Fabrication of electrodes by deposition of lead clusters from the Matrix Assembly Cluster Source (MACS) into porous carbon paper for electrocatalysis

Nanoparticles are assemblies of atoms or molecules with sizes in the range 1–100 nm [1, 2]. The ability to tailor the unique chemical or physical properties of the nanoparticles has enabled them to be used in a wide spectrum of applications, such as catalysis [3, 4], medicine [5, 6] and photonics [7, 8]. Many approaches have been explored for the production of nanoparticles with well controlled size and composition, including chemical [9, 10], physical [11, 12] and biological [13, 14] methods.

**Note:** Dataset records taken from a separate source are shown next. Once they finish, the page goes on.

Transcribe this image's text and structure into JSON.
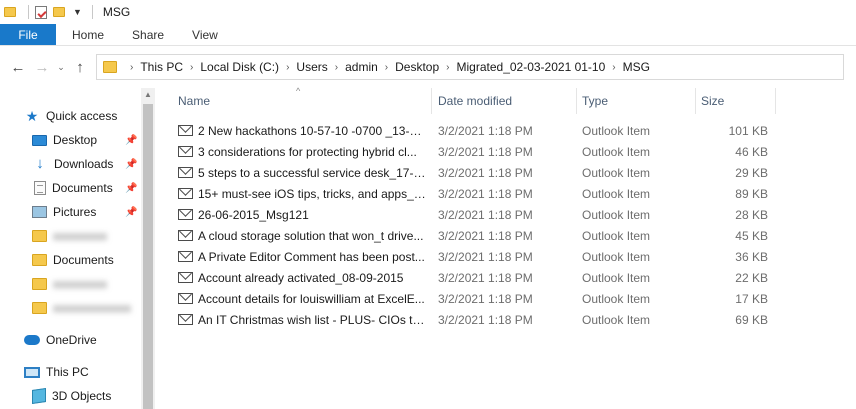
{
  "window": {
    "title": "MSG"
  },
  "ribbon": {
    "tabs": [
      "File",
      "Home",
      "Share",
      "View"
    ]
  },
  "address": {
    "path": [
      "This PC",
      "Local Disk (C:)",
      "Users",
      "admin",
      "Desktop",
      "Migrated_02-03-2021 01-10",
      "MSG"
    ]
  },
  "navigation": {
    "quick_access": "Quick access",
    "items": [
      {
        "label": "Desktop",
        "icon": "desktop-icon",
        "pinned": true
      },
      {
        "label": "Downloads",
        "icon": "download-icon",
        "pinned": true
      },
      {
        "label": "Documents",
        "icon": "documents-icon",
        "pinned": true
      },
      {
        "label": "Pictures",
        "icon": "pictures-icon",
        "pinned": true
      },
      {
        "label": "xxxxxxxxx",
        "icon": "folder-icon",
        "pinned": false,
        "blurred": true
      },
      {
        "label": "Documents",
        "icon": "folder-icon",
        "pinned": false
      },
      {
        "label": "xxxxxxxxx",
        "icon": "folder-icon",
        "pinned": false,
        "blurred": true
      },
      {
        "label": "xxxxxxxxxxxxx",
        "icon": "folder-icon",
        "pinned": false,
        "blurred": true
      }
    ],
    "onedrive": "OneDrive",
    "this_pc": "This PC",
    "objects_3d": "3D Objects"
  },
  "columns": {
    "name": "Name",
    "date": "Date modified",
    "type": "Type",
    "size": "Size"
  },
  "files": [
    {
      "name": "2 New hackathons 10-57-10 -0700 _13-08....",
      "date": "3/2/2021 1:18 PM",
      "type": "Outlook Item",
      "size": "101 KB"
    },
    {
      "name": "3 considerations for protecting hybrid cl...",
      "date": "3/2/2021 1:18 PM",
      "type": "Outlook Item",
      "size": "46 KB"
    },
    {
      "name": "5 steps to a successful service desk_17-08....",
      "date": "3/2/2021 1:18 PM",
      "type": "Outlook Item",
      "size": "29 KB"
    },
    {
      "name": "15+ must-see iOS tips, tricks, and apps_1...",
      "date": "3/2/2021 1:18 PM",
      "type": "Outlook Item",
      "size": "89 KB"
    },
    {
      "name": "26-06-2015_Msg121",
      "date": "3/2/2021 1:18 PM",
      "type": "Outlook Item",
      "size": "28 KB"
    },
    {
      "name": "A cloud storage solution that won_t drive...",
      "date": "3/2/2021 1:18 PM",
      "type": "Outlook Item",
      "size": "45 KB"
    },
    {
      "name": "A Private Editor Comment has been post...",
      "date": "3/2/2021 1:18 PM",
      "type": "Outlook Item",
      "size": "36 KB"
    },
    {
      "name": "Account already activated_08-09-2015",
      "date": "3/2/2021 1:18 PM",
      "type": "Outlook Item",
      "size": "22 KB"
    },
    {
      "name": "Account details for louiswilliam at ExcelE...",
      "date": "3/2/2021 1:18 PM",
      "type": "Outlook Item",
      "size": "17 KB"
    },
    {
      "name": "An IT Christmas wish list - PLUS- CIOs ta...",
      "date": "3/2/2021 1:18 PM",
      "type": "Outlook Item",
      "size": "69 KB"
    }
  ]
}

Cluster (nanoparticle) beam deposition is a physical technique recognised as a promising method for environmentally clean (“green”) nanoparticle production [2, 15].

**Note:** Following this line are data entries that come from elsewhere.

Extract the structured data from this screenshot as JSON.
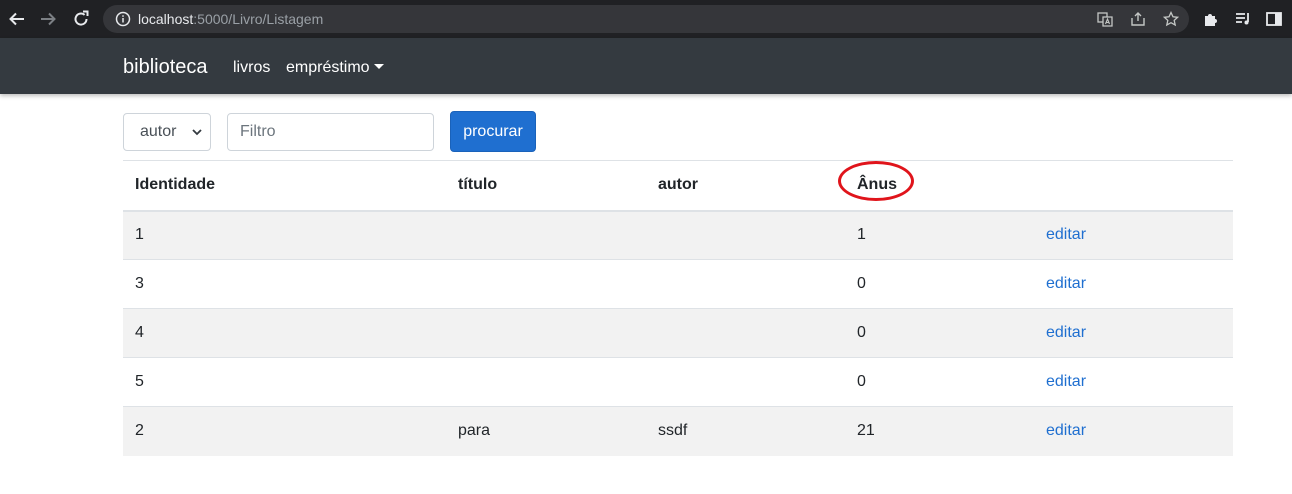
{
  "browser": {
    "url_host": "localhost",
    "url_path": ":5000/Livro/Listagem"
  },
  "navbar": {
    "brand": "biblioteca",
    "links": [
      "livros",
      "empréstimo"
    ]
  },
  "search": {
    "select_value": "autor",
    "filter_placeholder": "Filtro",
    "button_label": "procurar"
  },
  "table": {
    "headers": [
      "Identidade",
      "título",
      "autor",
      "Ânus"
    ],
    "rows": [
      {
        "id": "1",
        "titulo": "",
        "autor": "",
        "anus": "1",
        "action": "editar"
      },
      {
        "id": "3",
        "titulo": "",
        "autor": "",
        "anus": "0",
        "action": "editar"
      },
      {
        "id": "4",
        "titulo": "",
        "autor": "",
        "anus": "0",
        "action": "editar"
      },
      {
        "id": "5",
        "titulo": "",
        "autor": "",
        "anus": "0",
        "action": "editar"
      },
      {
        "id": "2",
        "titulo": "para",
        "autor": "ssdf",
        "anus": "21",
        "action": "editar"
      }
    ]
  },
  "colors": {
    "navbar_bg": "#343a40",
    "primary": "#1f6fd0",
    "highlight_ring": "#e0141b"
  }
}
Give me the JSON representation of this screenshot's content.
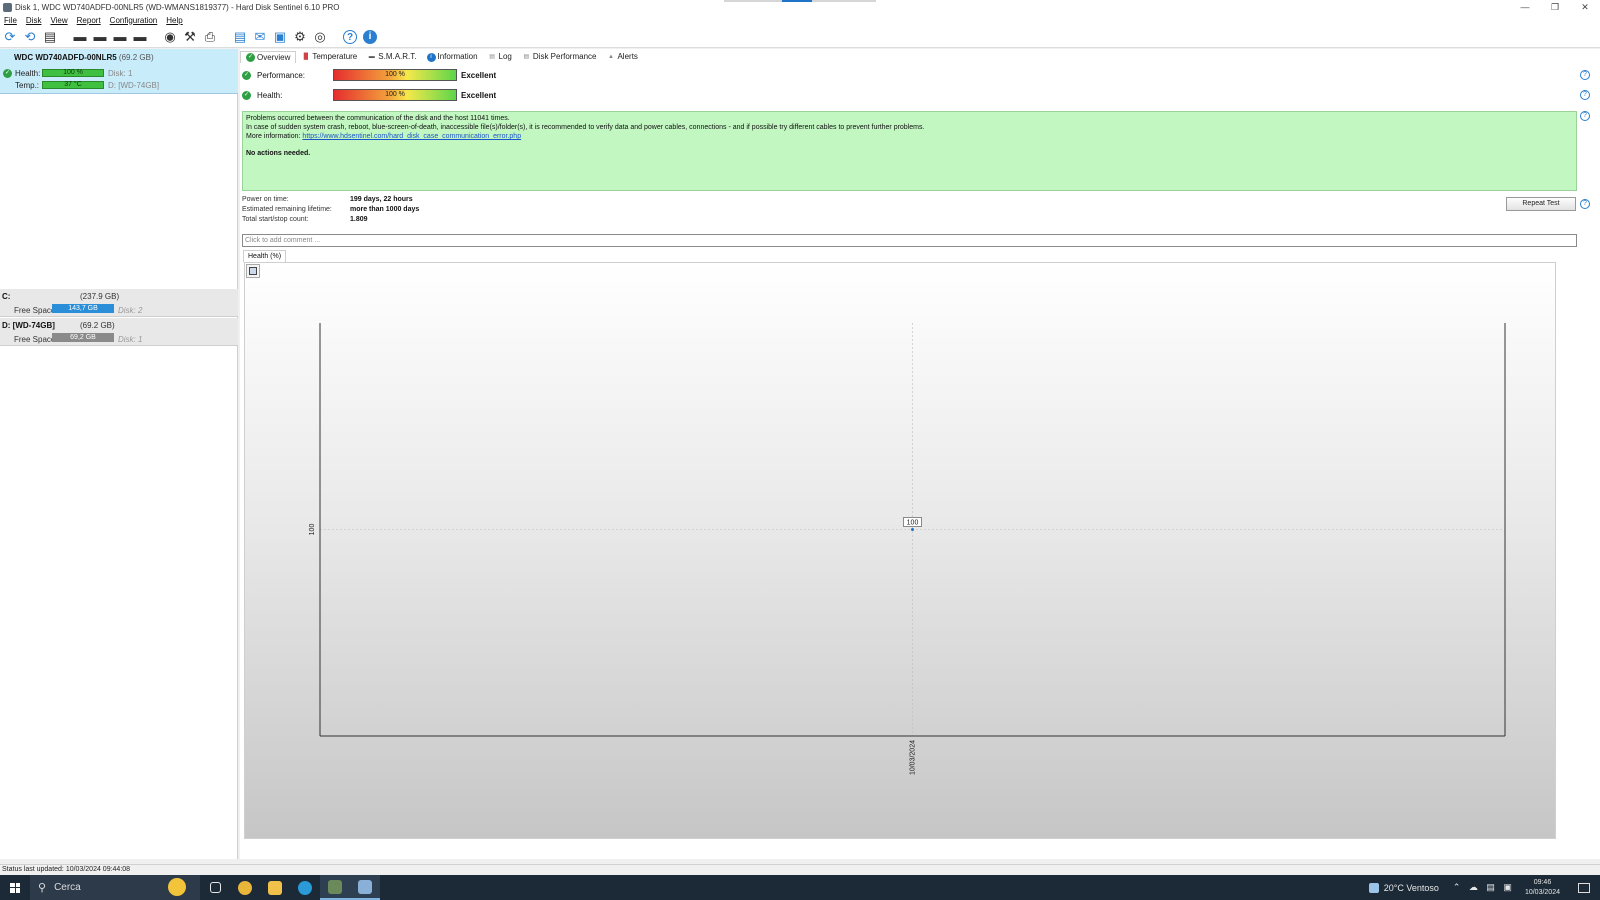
{
  "window": {
    "title": "Disk 1, WDC WD740ADFD-00NLR5 (WD-WMANS1819377) - Hard Disk Sentinel 6.10 PRO"
  },
  "menu": [
    "File",
    "Disk",
    "View",
    "Report",
    "Configuration",
    "Help"
  ],
  "disk": {
    "name": "WDC WD740ADFD-00NLR5",
    "size": "(69.2 GB)",
    "health_label": "Health:",
    "health_value": "100 %",
    "health_percent": 100,
    "disk_label": "Disk: 1",
    "temp_label": "Temp.:",
    "temp_value": "37 °C",
    "temp_drive": "D: [WD-74GB]"
  },
  "volumes": [
    {
      "name": "C:",
      "size": "(237.9 GB)",
      "free_label": "Free Space",
      "free_value": "143,7 GB",
      "disk": "Disk: 2",
      "bar_color": "#2a8fd8"
    },
    {
      "name": "D: [WD-74GB]",
      "size": "(69.2 GB)",
      "free_label": "Free Space",
      "free_value": "69,2 GB",
      "disk": "Disk: 1",
      "bar_color": "#8a8a8a"
    }
  ],
  "tabs": [
    {
      "label": "Overview",
      "icon": "check-icon",
      "color": "#2ea043"
    },
    {
      "label": "Temperature",
      "icon": "thermometer-icon",
      "color": "#c44"
    },
    {
      "label": "S.M.A.R.T.",
      "icon": "drive-icon",
      "color": "#555"
    },
    {
      "label": "Information",
      "icon": "info-icon",
      "color": "#1e74c8"
    },
    {
      "label": "Log",
      "icon": "log-icon",
      "color": "#888"
    },
    {
      "label": "Disk Performance",
      "icon": "performance-icon",
      "color": "#888"
    },
    {
      "label": "Alerts",
      "icon": "alert-icon",
      "color": "#888"
    }
  ],
  "overview": {
    "performance_label": "Performance:",
    "performance_bar": "100 %",
    "performance_percent": 100,
    "performance_text": "Excellent",
    "health_label": "Health:",
    "health_bar": "100 %",
    "health_percent": 100,
    "health_text": "Excellent",
    "message_line1": "Problems occurred between the communication of the disk and the host 11041 times.",
    "message_line2": "In case of sudden system crash, reboot, blue-screen-of-death, inaccessible file(s)/folder(s), it is recommended to verify data and power cables, connections - and if possible try different cables to prevent further problems.",
    "message_more_label": "More information:",
    "message_link": "https://www.hdsentinel.com/hard_disk_case_communication_error.php",
    "message_actions": "No actions needed.",
    "power_on_label": "Power on time:",
    "power_on_value": "199 days, 22 hours",
    "lifetime_label": "Estimated remaining lifetime:",
    "lifetime_value": "more than 1000 days",
    "startstop_label": "Total start/stop count:",
    "startstop_value": "1.809",
    "repeat_button": "Repeat Test",
    "comment_placeholder": "Click to add comment ..."
  },
  "chart_tab_label": "Health (%)",
  "chart_data": {
    "type": "line",
    "title": "",
    "xlabel": "",
    "ylabel": "",
    "x": [
      "10/03/2024"
    ],
    "series": [
      {
        "values": [
          100
        ]
      }
    ],
    "ytick_labels": [
      "100"
    ],
    "data_labels": [
      "100"
    ],
    "grid": true
  },
  "statusbar": {
    "text": "Status last updated: 10/03/2024 09:44:08"
  },
  "taskbar": {
    "search_placeholder": "Cerca",
    "weather": "20°C  Ventoso",
    "time": "09:46",
    "date": "10/03/2024",
    "apps": [
      {
        "name": "task-view-icon",
        "color": "#e6e6e6"
      },
      {
        "name": "chrome-icon",
        "color": "#e9b63b"
      },
      {
        "name": "file-explorer-icon",
        "color": "#f0c24a"
      },
      {
        "name": "edge-icon",
        "color": "#2a9ad8"
      },
      {
        "name": "hd-sentinel-task-icon",
        "color": "#6a8a5a"
      },
      {
        "name": "hd-sentinel-active-icon",
        "color": "#8ab0d8"
      }
    ]
  }
}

The directional and ballistic nature of the cluster beam generated by a cluster source presents challenges for coating the desired cluster support in an even way. Scaled-up cluster beam sources are now available [16, 17], which are capable of depositing fractions of a gram of clusters per hour onto a support to create functional materials such as catalysts. To take full advantage of these new instruments, such as the Matrix Assembly Cluster Source [18, 19], we must learn to present to the directed beam large surface areas of the support material. A successful innovation has been to agitate or stir a powder while it is coated (from above) by the cluster beam. Several examples of heterogeneous catalysis with such cluster-decorated powder materials have been reported [20‐23]. A problem of cluster deposition into powders is that the impact parameters of the cluster-surface collision vary, because each powder particle presents a curved surface at uncontrolled angle to the incoming cluster. If the fate of the cluster—in terms of its final shape on, and diffusion across, the surface—depends on the precise landing site and angle, non-uniform cluster coverage and morphology may result. Presenting to the cluster beam a planar surface at normal incidence overcomes this problem, but obviously limits the area that can be decorated, if the preservation of individual clusters is required. Scanning of the planar support to be coated underneath the beam resolves these issues [24]. A third approach, as demonstrated herein, is to present to the beam a porous support material whose microscopic surface area, available for cluster binding, is enormously higher than the macroscopic projected surface area of the material. Porous carbon paper [25] is one of many such examples. Since nanocomposite layers—consisting of nanoparticles dispersed by chemical means within such porous supporting frameworks—already have important applications in, e.g. the chemicals and energy sectors [26, 27], the demonstration of cluster beam deposition into porous materials has obvious practical relevance as well as fundamental interest.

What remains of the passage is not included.